Das war auch eine Möglichkeit, die Hoffnung und die Widerstandsfähigkeit der von der Gesellschaft ausgeschlossenen armen und bedürftigen Menschen zu zeigen. Gestern haben wir auf unserer kleinen Farm mit unseren Erziehern eine Auswertung und Planung gemacht. Dabei haben wir auch unsere neuen Erfahrungen, die wir in der Zeit, in der wir bei euch waren, gemacht haben, weitergegeben. Vanessa und Enedino erinnerten sich dabei mit Sehnsucht an die Jahre 2002 und 2005. Aber das alles gehört ja zu unserem Leben und zu unserer Mission, die uns anvertraut wurde.
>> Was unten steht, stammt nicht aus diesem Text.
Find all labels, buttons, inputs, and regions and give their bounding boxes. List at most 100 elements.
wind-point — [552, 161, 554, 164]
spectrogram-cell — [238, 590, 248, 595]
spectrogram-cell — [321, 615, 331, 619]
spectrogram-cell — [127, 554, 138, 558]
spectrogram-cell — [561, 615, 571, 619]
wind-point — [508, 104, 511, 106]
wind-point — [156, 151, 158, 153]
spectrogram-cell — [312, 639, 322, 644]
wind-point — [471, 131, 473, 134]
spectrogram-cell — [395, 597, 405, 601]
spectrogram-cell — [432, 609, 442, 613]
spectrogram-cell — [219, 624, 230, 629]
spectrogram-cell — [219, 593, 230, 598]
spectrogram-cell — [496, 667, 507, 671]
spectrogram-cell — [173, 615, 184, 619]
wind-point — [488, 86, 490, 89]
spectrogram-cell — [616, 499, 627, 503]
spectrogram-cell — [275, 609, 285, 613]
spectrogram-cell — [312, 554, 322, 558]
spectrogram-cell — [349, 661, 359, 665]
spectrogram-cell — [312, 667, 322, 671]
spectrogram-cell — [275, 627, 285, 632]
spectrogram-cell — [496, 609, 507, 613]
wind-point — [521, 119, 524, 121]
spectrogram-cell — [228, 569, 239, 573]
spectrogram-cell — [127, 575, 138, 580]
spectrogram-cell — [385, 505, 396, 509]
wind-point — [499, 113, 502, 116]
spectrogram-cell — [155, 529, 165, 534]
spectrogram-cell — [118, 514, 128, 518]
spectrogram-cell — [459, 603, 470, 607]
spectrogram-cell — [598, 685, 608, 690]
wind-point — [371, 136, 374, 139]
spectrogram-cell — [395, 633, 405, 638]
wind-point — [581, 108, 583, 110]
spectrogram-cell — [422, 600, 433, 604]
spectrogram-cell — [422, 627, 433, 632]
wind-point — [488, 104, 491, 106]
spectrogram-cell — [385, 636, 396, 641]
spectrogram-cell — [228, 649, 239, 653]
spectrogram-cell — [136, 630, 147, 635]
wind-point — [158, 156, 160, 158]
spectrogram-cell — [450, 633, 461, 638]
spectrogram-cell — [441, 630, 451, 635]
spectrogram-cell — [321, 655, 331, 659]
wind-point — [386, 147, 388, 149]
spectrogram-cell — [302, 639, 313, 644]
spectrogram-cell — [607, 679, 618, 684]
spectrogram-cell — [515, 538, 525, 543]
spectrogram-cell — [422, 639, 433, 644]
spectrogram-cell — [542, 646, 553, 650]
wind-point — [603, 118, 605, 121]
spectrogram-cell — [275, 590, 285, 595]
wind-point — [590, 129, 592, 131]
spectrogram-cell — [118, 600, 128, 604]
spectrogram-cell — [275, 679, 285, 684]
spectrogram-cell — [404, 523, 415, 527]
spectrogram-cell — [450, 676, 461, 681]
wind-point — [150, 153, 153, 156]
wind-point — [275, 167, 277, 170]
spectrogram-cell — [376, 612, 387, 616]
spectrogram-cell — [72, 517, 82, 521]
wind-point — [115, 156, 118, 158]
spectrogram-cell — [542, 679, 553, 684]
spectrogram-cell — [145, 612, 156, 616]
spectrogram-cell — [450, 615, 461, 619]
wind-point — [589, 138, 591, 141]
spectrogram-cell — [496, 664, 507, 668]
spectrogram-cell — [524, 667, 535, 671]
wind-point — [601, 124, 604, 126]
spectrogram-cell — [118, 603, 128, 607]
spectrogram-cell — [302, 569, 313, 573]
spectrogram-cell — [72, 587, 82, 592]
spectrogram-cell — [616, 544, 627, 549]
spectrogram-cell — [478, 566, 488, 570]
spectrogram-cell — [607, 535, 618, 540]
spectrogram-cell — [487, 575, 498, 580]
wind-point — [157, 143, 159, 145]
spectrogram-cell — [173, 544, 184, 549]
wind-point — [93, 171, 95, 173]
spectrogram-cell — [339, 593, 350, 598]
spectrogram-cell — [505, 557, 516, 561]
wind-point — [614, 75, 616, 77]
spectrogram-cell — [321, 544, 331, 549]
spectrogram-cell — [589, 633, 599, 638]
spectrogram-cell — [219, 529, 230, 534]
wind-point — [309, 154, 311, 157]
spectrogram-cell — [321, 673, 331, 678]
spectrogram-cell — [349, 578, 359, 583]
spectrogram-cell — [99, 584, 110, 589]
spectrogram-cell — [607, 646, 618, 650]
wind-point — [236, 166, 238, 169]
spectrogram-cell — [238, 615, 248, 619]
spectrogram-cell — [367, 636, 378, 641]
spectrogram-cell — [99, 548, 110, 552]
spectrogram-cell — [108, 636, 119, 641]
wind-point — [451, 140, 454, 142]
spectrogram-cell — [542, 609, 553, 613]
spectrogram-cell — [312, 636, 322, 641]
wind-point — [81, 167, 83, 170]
Unser ganz herzlicher Dank gilt Eurer hilfreichen Unterstützung während der fast 27 Jahre unserer Gruppe vom FLAU. Ja am 26. Oktober feiert der FLAU sein 27jähriges Bestehen auf seinem Weg zur Förderung und Verteidigung des Lebens. Und dabei ist natürlich der Aktionskreis Pater Beda mit uns gegangen und hat die Brücke zwischen Brasilien und Deutschland gebaut. Aber dazu kommt noch die Hingabe mit der wir alle Dinge anpacken, die uns mehr und mehr zu Missionaren und Missionarinnen einer Gesellschaft von Armen und Ausgeschlossenen macht, in der alle eine Stimme haben und mitmachen eine neue Welt zu bauen.